Del lado de las pensiones, con marchas anteriores al estallido de octubre de 2019 que superaban el millón y medio de personas, se trata de la resistencia y el rechazo a las condiciones de extrema privatización que se ciernen sobre lo que constituyen, en definitiva, un salario diferido expropiado. Puestos como cotización forzosa en manos de administradoras privadas, que invierten estos inmensos fondos en modalidades bursátiles en las grandes empresas, terminan como fuente de formación de capital de estas últimas, en condiciones que las pensiones resultantes son abiertamente magras y, muchas veces, situadas por debajo de la propia línea estadística de la pobreza oficial, o sea, un sistema que produce una situación de pobreza en personas que, mientras trabajaban, no lo eran. Todo ello, aparte de los abusivos costos de administración cobrados, con independencia del “éxito” de dichas oscilaciones bursátiles y el hecho concomitante que arrojen ganancias o pérdidas. En suma, la vejez arrojada, en forma forzada (no hay opción, siquiera en nombre de la mentada “libertad” mercantil) a la total incertidumbre. Aparte de que se trata de vidas concretas que entran en condiciones de reproducción drásticamente diferentes de las que sostuvieron a lo largo de sus vidas laborales, ello indica el grado de financiarización a la que quedan sometidas cada vez más facetas de la vida cotidiana y el origen de un extendido conflicto que, de nuevo, solo tiene lugar en las condiciones del neoliberalismo avanzado chileno, cuyos resortes, con razón, muchas veces no se entienden fuera de este.
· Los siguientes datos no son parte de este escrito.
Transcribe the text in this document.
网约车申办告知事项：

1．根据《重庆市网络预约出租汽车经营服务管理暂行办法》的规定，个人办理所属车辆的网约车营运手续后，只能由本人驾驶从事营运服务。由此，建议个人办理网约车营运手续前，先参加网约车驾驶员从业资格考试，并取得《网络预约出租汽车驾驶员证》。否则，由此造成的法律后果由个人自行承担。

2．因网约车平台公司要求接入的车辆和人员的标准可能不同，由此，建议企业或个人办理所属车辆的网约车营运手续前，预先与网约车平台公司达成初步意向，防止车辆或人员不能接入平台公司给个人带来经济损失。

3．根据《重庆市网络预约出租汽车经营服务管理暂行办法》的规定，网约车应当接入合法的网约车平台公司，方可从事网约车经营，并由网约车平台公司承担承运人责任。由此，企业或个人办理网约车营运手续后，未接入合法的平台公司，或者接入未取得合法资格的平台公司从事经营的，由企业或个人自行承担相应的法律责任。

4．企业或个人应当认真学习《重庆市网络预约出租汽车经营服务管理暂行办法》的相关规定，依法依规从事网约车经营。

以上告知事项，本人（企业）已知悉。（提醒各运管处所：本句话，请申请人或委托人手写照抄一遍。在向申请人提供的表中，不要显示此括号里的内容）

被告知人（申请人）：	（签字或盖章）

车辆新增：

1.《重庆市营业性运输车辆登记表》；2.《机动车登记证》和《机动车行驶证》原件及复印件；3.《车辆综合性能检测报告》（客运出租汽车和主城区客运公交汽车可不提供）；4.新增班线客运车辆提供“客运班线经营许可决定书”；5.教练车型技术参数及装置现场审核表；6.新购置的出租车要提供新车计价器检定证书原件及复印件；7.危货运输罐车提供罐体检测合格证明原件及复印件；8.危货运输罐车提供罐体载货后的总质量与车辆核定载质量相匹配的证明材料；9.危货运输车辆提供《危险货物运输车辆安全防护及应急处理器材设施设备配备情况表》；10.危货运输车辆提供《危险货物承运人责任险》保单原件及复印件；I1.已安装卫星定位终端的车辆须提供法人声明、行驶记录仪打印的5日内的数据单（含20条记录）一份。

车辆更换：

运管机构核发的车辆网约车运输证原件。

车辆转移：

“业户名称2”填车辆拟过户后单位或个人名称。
La financiarización[5] se propaga junto a esta mercantilización de la reproducción social sobre los vacíos de protección social bajo el repliegue de la responsabilidad estatal. El crédito privado –incluido el de cadenas de supermercados y tiendas, no solo bancario– interviene en forma decisiva en ámbitos como la educación, la salud, la vivienda y otros servicios sociales vitales, lo que convierte a dicho crédito en una forma de extensión del salario y, también, de explotación (Pérez-Roa, 2019). Todos estos cambios que expropian la soberanía del individuo sobre su propia vida agregan formas de explotación cada vez más difíciles de soportar, incluso en un país donde los ingresos crecen.
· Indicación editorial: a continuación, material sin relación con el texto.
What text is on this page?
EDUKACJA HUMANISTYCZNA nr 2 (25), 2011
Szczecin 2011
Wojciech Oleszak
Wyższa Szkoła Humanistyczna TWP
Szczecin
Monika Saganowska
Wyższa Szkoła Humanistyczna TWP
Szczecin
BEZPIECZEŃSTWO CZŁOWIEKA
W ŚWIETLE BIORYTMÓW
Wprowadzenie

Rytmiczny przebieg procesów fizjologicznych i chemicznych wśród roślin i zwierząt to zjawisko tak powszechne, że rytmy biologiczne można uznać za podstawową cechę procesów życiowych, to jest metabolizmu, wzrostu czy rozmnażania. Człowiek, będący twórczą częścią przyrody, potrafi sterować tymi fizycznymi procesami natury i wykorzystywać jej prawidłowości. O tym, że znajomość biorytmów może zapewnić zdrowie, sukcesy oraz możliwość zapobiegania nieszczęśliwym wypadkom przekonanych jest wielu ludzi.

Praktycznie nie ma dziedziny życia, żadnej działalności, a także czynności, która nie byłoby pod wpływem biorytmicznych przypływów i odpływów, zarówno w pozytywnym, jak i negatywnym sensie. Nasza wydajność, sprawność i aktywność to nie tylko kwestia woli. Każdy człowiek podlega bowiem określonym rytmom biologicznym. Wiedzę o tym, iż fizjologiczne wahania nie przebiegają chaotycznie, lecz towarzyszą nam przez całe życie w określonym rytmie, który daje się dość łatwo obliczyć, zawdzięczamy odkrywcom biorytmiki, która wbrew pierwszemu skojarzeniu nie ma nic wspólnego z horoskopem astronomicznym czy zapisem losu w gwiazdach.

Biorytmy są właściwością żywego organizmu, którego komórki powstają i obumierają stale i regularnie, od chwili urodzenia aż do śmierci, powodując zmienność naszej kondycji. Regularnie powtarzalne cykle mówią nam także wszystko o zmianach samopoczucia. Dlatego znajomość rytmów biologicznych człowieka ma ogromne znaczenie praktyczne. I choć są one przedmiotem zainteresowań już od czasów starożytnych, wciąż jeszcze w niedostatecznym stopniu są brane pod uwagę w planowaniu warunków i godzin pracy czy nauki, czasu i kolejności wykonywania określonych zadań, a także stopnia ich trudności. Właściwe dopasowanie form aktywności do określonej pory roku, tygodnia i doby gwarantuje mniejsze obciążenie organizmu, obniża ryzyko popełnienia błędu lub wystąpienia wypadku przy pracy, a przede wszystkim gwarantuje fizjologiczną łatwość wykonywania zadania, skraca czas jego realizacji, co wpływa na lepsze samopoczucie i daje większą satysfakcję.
Una dinámica que produce nuevas desigualdades y formas de diferenciación social dentro de categorías sociales antes tenidas por algo más homogéneo, como los grupos de profesionales. Nuevas desigualdades que se suman a las antiguas. De ahí un abarrotado curso de formación de identidades, donde los nuevos grupos sociales carecen aún, en muchos casos, de una apropiación cultural y un relato del nuevo panorama. Su ingreso a un curso de formación identitario, que la revuelta aceleró, es aún un horizonte. Emana de ahí una demanda de reconocimiento, contrapuesta a la negación institucional y los silencios de la política, la crisis de representación. En especial, en tanto surgen de estas fuerzas sociales nuevas demandas. El reclamo de derechos sociales universales, que exige una protección estatal ausente y limitaciones políticas a la expansión mercantil sobre la vida social, se acompaña de demandas de mayor autonomía individual, que rebasan el ideal de libertad mercantil y lo desbordan con una amplia gama de ámbitos de la vida social. Pero también ponen en revisión los viejos ideales emancipatorios, ante las nuevas formas de explotación y de restricción sobre la vida social, que acarrea esta modalidad de expansión capitalista, en especial, una actualización de la vieja relación entre los ideales de igualdad y libertad.

 

Las limitaciones de la esfera política y la crisis de legitimación

 

La revuelta de octubre de 2019 devela un abismo entre política y sociedad negado en los medios de comunicación y la intelectualidad cortesana. Los problemas de legitimación iban más allá de los relatos de corrupción que afectan la esfera política (que incluye al “progresismo”), los escándalos de intervención empresarial, hasta apuntar su divorcio con la sociedad. Una condición ya fue advertida, la política ensimismada, a inicios de la transición a la democracia.[6]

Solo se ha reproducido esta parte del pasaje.